CAMBRIDGE, Mass. — MIT Technology Review pushed a story last week on research purporting to explain "the hipster effect" and how nonconformists often end up looking the same.
Editor-in-Chief Gideon Litchfield said he quickly received a furious email from a man who claimed he was the man in the photo the magazine accompanied the story with. He accused the publication of slander, presumably by implying he was a hipster, and using the photo without his permission.
“Now, as far as I know, calling someone a hipster isn’t slander, no matter how much they may hate it,” Litchfield posted on Twitter. “Still, we would never use a picture without the proper license or model release.”
Litchfield said the image was a stock photo from Getty Images. He checked the photo’s license and found the image did have restrictions, but none he felt his publication violated.
One of the restricted stated:
If you use content that features models or property in connection with a subject that would be unflattering or unduly controversial to a reasonable person (for example, sexually transmitted diseases), you must indicate: (1) that the content is being used for illustrative purposes only, and (2) any person depicted in the content is a model.

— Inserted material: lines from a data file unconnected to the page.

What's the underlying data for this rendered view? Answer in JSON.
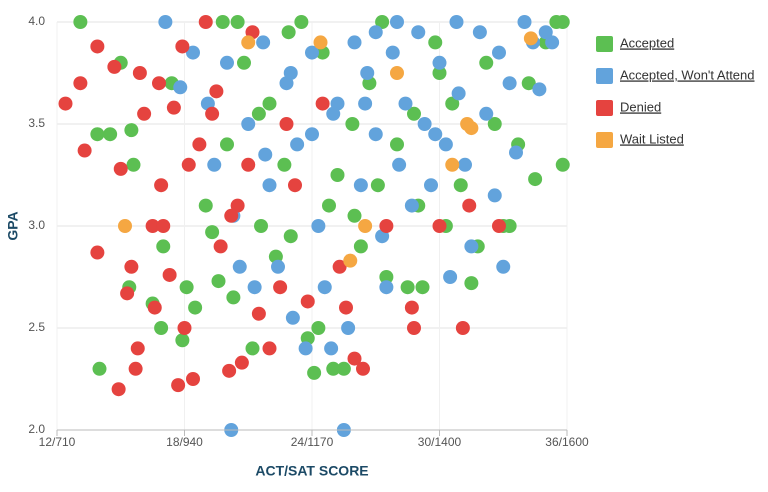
{
  "chart_data": {
    "type": "scatter",
    "x_label": "ACT/SAT SCORE",
    "y_label": "GPA",
    "xlim": [
      12,
      36
    ],
    "ylim": [
      2,
      4
    ],
    "xticks": [
      {
        "value": 12,
        "label": "12/710"
      },
      {
        "value": 18,
        "label": "18/940"
      },
      {
        "value": 24,
        "label": "24/1170"
      },
      {
        "value": 30,
        "label": "30/1400"
      },
      {
        "value": 36,
        "label": "36/1600"
      }
    ],
    "yticks": [
      {
        "value": 2,
        "label": "2.0"
      },
      2.5,
      {
        "value": 3,
        "label": "3.0"
      },
      3.5,
      {
        "value": 4,
        "label": "4.0"
      }
    ],
    "grid": true,
    "legend": "right",
    "series": [
      {
        "name": "Accepted",
        "color": "#5cbf52",
        "x": [
          13.1,
          14.0,
          13.9,
          14.5,
          15.0,
          15.5,
          15.4,
          15.6,
          16.5,
          16.9,
          17.0,
          17.4,
          17.9,
          18.1,
          18.5,
          19.0,
          19.3,
          19.6,
          20.0,
          20.3,
          20.8,
          21.2,
          21.6,
          22.0,
          22.3,
          22.7,
          23.0,
          23.5,
          23.8,
          24.1,
          24.3,
          24.8,
          25.0,
          25.5,
          25.9,
          26.3,
          26.7,
          27.1,
          27.5,
          28.0,
          28.5,
          29.0,
          29.2,
          29.8,
          30.3,
          30.6,
          31.0,
          31.5,
          31.8,
          32.2,
          32.6,
          33.0,
          33.3,
          33.7,
          34.2,
          34.5,
          35.0,
          35.8,
          35.8,
          35.5,
          20.5,
          19.8,
          22.9,
          24.5,
          27.3,
          30.0,
          28.8,
          25.2,
          21.5,
          26.0
        ],
        "values": [
          4.0,
          2.3,
          3.45,
          3.45,
          3.8,
          3.47,
          2.7,
          3.3,
          2.62,
          2.5,
          2.9,
          3.7,
          2.44,
          2.7,
          2.6,
          3.1,
          2.97,
          2.73,
          3.4,
          2.65,
          3.8,
          2.4,
          3.0,
          3.6,
          2.85,
          3.3,
          2.95,
          4.0,
          2.45,
          2.28,
          2.5,
          3.1,
          2.3,
          2.3,
          3.5,
          2.9,
          3.7,
          3.2,
          2.75,
          3.4,
          2.7,
          3.1,
          2.7,
          3.9,
          3.0,
          3.6,
          3.2,
          2.72,
          2.9,
          3.8,
          3.5,
          3.0,
          3.0,
          3.4,
          3.7,
          3.23,
          3.9,
          3.3,
          4.0,
          4.0,
          4.0,
          4.0,
          3.95,
          3.85,
          4.0,
          3.75,
          3.55,
          3.25,
          3.55,
          3.05
        ]
      },
      {
        "name": "Accepted, Won't Attend",
        "color": "#62a3dc",
        "x": [
          17.1,
          17.8,
          18.4,
          19.1,
          19.4,
          20.0,
          20.3,
          20.6,
          20.2,
          21.0,
          21.3,
          21.7,
          22.0,
          22.4,
          22.8,
          23.1,
          23.3,
          23.7,
          24.0,
          24.3,
          24.6,
          24.9,
          25.2,
          25.5,
          25.7,
          26.0,
          26.3,
          26.6,
          27.0,
          27.3,
          27.5,
          27.8,
          28.1,
          28.4,
          28.7,
          29.0,
          29.3,
          29.6,
          30.0,
          30.3,
          30.5,
          30.9,
          31.2,
          31.5,
          31.9,
          32.2,
          32.6,
          33.0,
          33.3,
          33.6,
          34.0,
          34.4,
          34.7,
          35.0,
          35.3,
          21.8,
          23.0,
          25.0,
          27.0,
          29.8,
          32.8,
          26.5,
          28.0,
          30.8,
          24.0
        ],
        "values": [
          4.0,
          3.68,
          3.85,
          3.6,
          3.3,
          3.8,
          3.05,
          2.8,
          2.0,
          3.5,
          2.7,
          3.9,
          3.2,
          2.8,
          3.7,
          2.55,
          3.4,
          2.4,
          3.85,
          3.0,
          2.7,
          2.4,
          3.6,
          2.0,
          2.5,
          3.9,
          3.2,
          3.75,
          3.45,
          2.95,
          2.7,
          3.85,
          3.3,
          3.6,
          3.1,
          3.95,
          3.5,
          3.2,
          3.8,
          3.4,
          2.75,
          3.65,
          3.3,
          2.9,
          3.95,
          3.55,
          3.15,
          2.8,
          3.7,
          3.36,
          4.0,
          3.9,
          3.67,
          3.95,
          3.9,
          3.35,
          3.75,
          3.55,
          3.95,
          3.45,
          3.85,
          3.6,
          4.0,
          4.0,
          3.45
        ]
      },
      {
        "name": "Denied",
        "color": "#e5433f",
        "x": [
          12.4,
          13.1,
          13.9,
          13.3,
          13.9,
          14.7,
          15.0,
          15.3,
          15.5,
          15.7,
          15.8,
          14.9,
          16.1,
          16.5,
          16.6,
          16.9,
          17.0,
          17.3,
          17.5,
          17.7,
          17.9,
          18.2,
          18.4,
          18.0,
          19.0,
          19.5,
          19.7,
          20.1,
          20.5,
          20.7,
          21.2,
          21.5,
          22.0,
          22.5,
          23.2,
          23.8,
          25.3,
          25.6,
          26.0,
          26.4,
          27.5,
          28.7,
          28.8,
          30.0,
          31.1,
          31.4,
          32.8,
          16.8,
          18.7,
          19.3,
          20.2,
          21.0,
          22.8,
          24.5,
          15.9
        ],
        "values": [
          3.6,
          3.7,
          3.88,
          3.37,
          2.87,
          3.78,
          3.28,
          2.67,
          2.8,
          2.3,
          2.4,
          2.2,
          3.55,
          3.0,
          2.6,
          3.2,
          3.0,
          2.76,
          3.58,
          2.22,
          3.88,
          3.3,
          2.25,
          2.5,
          4.0,
          3.66,
          2.9,
          2.29,
          3.1,
          2.33,
          3.95,
          2.57,
          2.4,
          2.7,
          3.2,
          2.63,
          2.8,
          2.6,
          2.35,
          2.3,
          3.0,
          2.6,
          2.5,
          3.0,
          2.5,
          3.1,
          3.0,
          3.7,
          3.4,
          3.55,
          3.05,
          3.3,
          3.5,
          3.6,
          3.75
        ]
      },
      {
        "name": "Wait Listed",
        "color": "#f5a742",
        "x": [
          15.2,
          21.0,
          25.8,
          26.5,
          31.3,
          31.5,
          34.3,
          24.4,
          30.6,
          28.0
        ],
        "values": [
          3.0,
          3.9,
          2.83,
          3.0,
          3.5,
          3.48,
          3.92,
          3.9,
          3.3,
          3.75
        ]
      }
    ]
  }
}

“We weren’t implying that the model had [a sexually transmitted disease], only that he was a hipster,” Litchfield added on Twitter. “We didn't think this met the definition of ‘unflattering or unduly controversial.’”
Recognizing others might disagree, Litchfield contacted Getty Images to be on the safe side and got quite the surprise. Getty Images informed him the man who complained was not the man in the photo. He had misidentified himself.
“All of which just proves the story we ran: Hipsters look so much alike that they can’t even tell themselves apart from each other,” Litchfield quipped.
MIT Technology Review is a magazine wholly owned by the Massachusetts Institute of Technology, but editorially independent of the university.